A private investigator and a corporate secretary were the National Gas Company’s first two witnesses in its claim against contractor Super Industrial Services (SIS) and Rain Forest Resorts Ltd (RFRL) in which it is seeking to have the court declare that four mortgages and a debenture were “sham” transactions intended to frustrate creditors, including NGC.
The NGC is seeking to have the mortgages and the debenture set aside. Justice Joan Charles is presiding over the trial which began in the Port of Spain High Court, yesterday.
According to NGC’c corporate secretary Maria Thorne, the NGC has suffered prejudice because of the mortgages and debenture by SIS in favour of RFRL.
She was questioned extensively by RFRL’s attorney Neil Bisnath on what she meant by the claim of “prejudice.”
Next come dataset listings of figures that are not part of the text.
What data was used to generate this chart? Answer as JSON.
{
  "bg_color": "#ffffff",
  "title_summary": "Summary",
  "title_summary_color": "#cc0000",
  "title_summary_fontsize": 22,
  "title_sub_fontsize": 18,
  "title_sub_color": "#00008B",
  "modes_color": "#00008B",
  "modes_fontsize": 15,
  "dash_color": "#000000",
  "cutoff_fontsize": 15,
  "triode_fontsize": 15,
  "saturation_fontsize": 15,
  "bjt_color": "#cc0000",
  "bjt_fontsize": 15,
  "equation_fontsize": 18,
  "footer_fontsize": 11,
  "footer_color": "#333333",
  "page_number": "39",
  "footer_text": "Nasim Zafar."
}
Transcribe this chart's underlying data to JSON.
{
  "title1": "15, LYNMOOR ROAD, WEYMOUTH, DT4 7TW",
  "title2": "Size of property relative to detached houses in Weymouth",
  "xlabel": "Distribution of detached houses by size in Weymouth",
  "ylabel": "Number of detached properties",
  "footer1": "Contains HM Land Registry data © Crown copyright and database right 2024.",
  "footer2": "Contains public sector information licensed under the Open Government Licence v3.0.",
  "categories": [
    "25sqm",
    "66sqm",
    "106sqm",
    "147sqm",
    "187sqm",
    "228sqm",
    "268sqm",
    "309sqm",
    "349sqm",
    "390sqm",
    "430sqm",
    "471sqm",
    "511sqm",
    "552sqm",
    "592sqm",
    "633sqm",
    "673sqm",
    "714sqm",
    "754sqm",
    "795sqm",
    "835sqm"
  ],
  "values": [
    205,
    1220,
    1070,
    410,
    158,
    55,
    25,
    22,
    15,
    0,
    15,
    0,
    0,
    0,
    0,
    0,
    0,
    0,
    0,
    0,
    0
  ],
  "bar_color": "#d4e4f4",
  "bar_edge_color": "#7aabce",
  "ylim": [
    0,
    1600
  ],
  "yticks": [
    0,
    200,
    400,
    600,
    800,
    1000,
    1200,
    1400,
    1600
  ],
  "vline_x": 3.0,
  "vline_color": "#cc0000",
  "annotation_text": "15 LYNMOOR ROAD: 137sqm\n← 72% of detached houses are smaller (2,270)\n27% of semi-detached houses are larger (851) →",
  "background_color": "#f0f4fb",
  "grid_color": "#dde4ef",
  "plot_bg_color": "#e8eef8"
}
Thorne said the mortgages were “highly unusual” as no interest was paid on them nor was any payment passed under them and the properties for the mortgages were encumbered and put beyond NGC’s reach.
SIS’ assets are central to an arbitration claim against it by NGC over the termination of the contract for the failed Beetham Water Treatment Plant for $400 million. The state-owned gas company has already received a freezing order against SIS up to the value of $180 million and an injunction restraining RFRL from dealing with any of the property or assets charged by the mortgages and the debenture.
The dispute between the parties started in 2015 after delays in the US$162,055,318.77 project, which was due to be completed on October 21, 2016.
The contract was eventually terminated on November 24, 2016, after SIS reportedly informed NGC it was unable to continue with the work.
NGC’s attorney, Deborah Peake, SC, in opening the case, said “sham instruments” were created for the mortgages and the debenture and the court must determine why SIS executed the four deeds and registered them to RFRL.
According to her, it is NGC’s claims that the transactions were done to hinder and defraud the company, and not a loan as contended and questioned why SIS chose to bypass local banks and registered financial institutions for RFRL, which “never carried on a business” and was a company on paper only.
“It is clear the intent was that any creditor would be hindered from enforcing judgment against SIS…There can be no dispute NGC was a creditor of SIS,” she said.
“NGC, as judgment creditor, would have to stand in line, second to RFRL,” she said, adding that the transactions were “strange and suspicious” since no properties were transferred although SIS and RFRL claimed this was done.
Also testifying yesterday was private investigator Benson Harripersad who said he received instructions to investigate the location and scope of operations of RFRL.
He said he visited certain premises and held conversations with certain people at those locations and saw no signs related to RFRL there and after looking for offices, and found none, he formed the opinion that there was no staff and that RFRL as not operational up to May 2019, when he last visited the location in Chaguanas.
Senior Counsel Ramesh Lawrence Maharaj and Navindra Ramnanan are representing SIS while Jason Mootoo is also representing NGC.
Also expected to testify on behalf of SIS is its consultant and director Krishna Lalla via video-conferencing and Justice Charles has ordered that all SIS and RFRL’s witnesses are not to be present in court during his testimony, even if they are the companies’ representatives, as NGC has contended, as part of its claim of fraud, that the parties of the companies were in collusion.